Tomorrow Will Be Here Soon Enough

truck-bed

The party was lame, and when I say lame I mean that there were so many people there I felt like I’d walked into a Black Friday Walmart event. My only reason for attending—a favor to a friend, who’d introduced me to another friend before disappearing into the maelstrom of humanity.

So there I was—or rather there we were—standing like concrete stanchions suffering the abuse of a never-ending sea.

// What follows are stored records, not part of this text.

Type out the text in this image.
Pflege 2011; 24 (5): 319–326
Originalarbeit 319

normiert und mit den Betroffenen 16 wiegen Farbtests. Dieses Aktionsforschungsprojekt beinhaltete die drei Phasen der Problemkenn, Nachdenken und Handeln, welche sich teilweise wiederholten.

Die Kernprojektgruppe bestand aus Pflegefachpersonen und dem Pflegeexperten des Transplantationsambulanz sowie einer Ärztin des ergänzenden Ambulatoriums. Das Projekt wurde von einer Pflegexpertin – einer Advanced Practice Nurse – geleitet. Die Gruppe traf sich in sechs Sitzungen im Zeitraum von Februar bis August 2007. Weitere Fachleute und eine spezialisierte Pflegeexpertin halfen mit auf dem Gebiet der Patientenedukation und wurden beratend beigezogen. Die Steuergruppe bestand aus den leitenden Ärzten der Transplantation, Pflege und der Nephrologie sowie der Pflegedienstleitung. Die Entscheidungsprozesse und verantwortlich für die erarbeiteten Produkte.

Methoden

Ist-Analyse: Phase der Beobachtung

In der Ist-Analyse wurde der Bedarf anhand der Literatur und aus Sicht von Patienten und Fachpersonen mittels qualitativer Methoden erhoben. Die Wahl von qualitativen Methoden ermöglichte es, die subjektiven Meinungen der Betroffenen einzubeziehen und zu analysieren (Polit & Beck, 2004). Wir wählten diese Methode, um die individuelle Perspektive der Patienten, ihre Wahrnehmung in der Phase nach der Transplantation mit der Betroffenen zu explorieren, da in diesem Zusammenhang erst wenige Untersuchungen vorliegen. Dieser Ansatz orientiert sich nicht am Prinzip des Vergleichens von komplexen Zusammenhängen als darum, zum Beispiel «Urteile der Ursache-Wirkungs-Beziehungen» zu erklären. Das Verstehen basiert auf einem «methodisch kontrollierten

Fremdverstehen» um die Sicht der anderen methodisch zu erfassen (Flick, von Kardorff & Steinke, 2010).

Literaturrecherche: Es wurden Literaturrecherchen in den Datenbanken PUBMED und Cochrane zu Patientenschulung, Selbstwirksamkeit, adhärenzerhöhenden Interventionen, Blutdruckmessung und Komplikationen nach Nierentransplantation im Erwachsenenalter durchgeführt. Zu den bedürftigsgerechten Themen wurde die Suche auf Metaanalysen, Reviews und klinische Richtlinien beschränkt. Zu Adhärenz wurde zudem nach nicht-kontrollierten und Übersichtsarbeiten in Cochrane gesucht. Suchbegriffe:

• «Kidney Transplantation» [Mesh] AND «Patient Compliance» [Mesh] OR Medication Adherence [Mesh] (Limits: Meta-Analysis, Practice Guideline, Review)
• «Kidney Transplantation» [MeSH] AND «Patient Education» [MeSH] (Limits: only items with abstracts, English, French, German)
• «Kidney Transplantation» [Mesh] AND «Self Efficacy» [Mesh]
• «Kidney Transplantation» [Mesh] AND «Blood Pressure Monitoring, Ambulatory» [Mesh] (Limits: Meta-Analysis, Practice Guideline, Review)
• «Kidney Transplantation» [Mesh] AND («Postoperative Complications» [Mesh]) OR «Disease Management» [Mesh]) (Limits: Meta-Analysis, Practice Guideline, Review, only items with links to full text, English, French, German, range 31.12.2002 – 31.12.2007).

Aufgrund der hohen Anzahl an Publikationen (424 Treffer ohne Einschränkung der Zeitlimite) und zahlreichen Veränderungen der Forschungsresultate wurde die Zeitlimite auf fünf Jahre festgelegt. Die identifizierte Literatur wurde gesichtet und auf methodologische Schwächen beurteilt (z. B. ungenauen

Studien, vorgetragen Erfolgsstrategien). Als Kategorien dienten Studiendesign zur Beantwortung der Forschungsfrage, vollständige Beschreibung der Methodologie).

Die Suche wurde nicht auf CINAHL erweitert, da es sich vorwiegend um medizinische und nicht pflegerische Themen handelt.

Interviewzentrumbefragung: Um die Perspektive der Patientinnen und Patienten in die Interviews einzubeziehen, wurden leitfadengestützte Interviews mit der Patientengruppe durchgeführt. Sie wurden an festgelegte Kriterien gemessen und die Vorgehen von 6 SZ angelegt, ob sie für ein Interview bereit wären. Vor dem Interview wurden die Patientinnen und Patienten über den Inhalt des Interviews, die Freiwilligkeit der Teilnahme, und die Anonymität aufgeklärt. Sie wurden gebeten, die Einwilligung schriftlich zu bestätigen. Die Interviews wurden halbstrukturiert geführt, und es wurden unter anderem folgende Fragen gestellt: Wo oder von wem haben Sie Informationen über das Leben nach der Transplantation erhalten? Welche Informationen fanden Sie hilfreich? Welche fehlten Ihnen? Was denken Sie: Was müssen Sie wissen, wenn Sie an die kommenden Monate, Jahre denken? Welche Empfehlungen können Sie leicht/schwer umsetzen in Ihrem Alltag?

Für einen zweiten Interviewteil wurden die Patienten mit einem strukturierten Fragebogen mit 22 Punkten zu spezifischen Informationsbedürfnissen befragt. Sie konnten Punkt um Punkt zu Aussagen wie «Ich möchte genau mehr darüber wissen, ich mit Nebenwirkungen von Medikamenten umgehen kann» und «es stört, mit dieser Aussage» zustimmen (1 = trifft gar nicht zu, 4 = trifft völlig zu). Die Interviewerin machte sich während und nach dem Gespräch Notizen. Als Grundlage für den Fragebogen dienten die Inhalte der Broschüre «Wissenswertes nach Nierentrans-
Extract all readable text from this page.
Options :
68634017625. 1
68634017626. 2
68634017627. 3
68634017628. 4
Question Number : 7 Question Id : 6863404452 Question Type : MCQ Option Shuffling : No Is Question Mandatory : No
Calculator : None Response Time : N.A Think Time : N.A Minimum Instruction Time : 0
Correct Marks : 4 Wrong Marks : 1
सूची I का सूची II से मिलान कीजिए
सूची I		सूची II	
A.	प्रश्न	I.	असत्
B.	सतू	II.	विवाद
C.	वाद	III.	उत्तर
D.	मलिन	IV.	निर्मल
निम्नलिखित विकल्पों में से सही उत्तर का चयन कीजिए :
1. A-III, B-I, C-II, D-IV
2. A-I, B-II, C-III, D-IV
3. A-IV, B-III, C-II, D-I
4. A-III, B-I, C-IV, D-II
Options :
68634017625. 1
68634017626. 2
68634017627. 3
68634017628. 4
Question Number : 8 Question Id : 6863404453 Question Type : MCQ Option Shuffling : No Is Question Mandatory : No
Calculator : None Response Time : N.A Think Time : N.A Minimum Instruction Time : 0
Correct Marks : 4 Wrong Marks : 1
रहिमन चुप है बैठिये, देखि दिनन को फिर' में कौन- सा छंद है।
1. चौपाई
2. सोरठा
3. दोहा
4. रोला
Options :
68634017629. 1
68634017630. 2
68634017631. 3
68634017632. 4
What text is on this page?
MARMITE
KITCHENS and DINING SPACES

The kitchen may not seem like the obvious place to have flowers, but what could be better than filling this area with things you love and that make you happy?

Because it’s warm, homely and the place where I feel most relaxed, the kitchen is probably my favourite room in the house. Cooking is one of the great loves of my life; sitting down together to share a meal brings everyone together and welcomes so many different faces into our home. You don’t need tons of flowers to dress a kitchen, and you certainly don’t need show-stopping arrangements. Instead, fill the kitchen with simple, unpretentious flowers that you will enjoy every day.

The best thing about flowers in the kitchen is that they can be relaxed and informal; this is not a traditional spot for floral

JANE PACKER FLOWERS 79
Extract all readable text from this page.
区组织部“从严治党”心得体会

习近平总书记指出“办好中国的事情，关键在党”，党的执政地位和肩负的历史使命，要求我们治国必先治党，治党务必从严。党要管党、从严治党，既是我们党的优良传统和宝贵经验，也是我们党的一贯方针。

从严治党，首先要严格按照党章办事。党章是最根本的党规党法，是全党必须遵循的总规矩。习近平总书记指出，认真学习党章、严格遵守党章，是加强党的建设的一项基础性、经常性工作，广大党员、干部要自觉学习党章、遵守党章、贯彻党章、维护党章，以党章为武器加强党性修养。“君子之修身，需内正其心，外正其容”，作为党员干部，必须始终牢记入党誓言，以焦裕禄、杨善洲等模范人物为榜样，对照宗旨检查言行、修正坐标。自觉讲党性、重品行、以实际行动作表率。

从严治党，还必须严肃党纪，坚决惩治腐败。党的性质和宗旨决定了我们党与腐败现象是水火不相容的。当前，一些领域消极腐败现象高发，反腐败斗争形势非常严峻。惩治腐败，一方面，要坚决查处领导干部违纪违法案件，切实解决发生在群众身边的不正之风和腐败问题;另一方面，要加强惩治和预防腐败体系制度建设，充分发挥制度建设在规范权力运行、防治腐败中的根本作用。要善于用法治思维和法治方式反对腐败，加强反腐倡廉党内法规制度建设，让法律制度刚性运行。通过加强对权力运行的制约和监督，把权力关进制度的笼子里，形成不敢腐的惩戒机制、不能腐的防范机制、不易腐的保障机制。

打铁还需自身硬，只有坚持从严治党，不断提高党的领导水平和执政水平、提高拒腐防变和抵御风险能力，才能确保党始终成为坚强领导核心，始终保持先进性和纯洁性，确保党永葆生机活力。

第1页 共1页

My new companion looked as thrilled about the situation as I felt.

“Give you a lift home?”

She laughed, “That obvious?”

“It’s coming off you in waves,” I smiled.

“Thanks,” she said.

***

I helped her into the passenger seat, slipped a tip to the harried valet running the key-stand, jumped behind the wheel, slammed the door, and exhaled in the sudden silence.

“Right?” she laughed.

I liked her laugh, there was something easy, yet heavy to it, like it had to push its way to the surface and was almost surprised at itself that it had somehow made it again. I smiled back at her.

I maneuvered out of the lot, inching past cars that most people only ever dream of buying. On the open road, I finally loosened my tie and sank back into my seat.

“Sorry about the lack of introduction. Did Kelsey drag you out too?” she asked.

“Yeah,” I said, “it’s fine though. She’s great.”

“Yeah, she is.”

“Where am I heading?” I looked at her. “For you, I mean—sorry, I totally forgot to ask.”

She hesitated, “Would you mind if we just drove for a little bit?” Then in a quieter voice, “I’m not really ready to be home yet.”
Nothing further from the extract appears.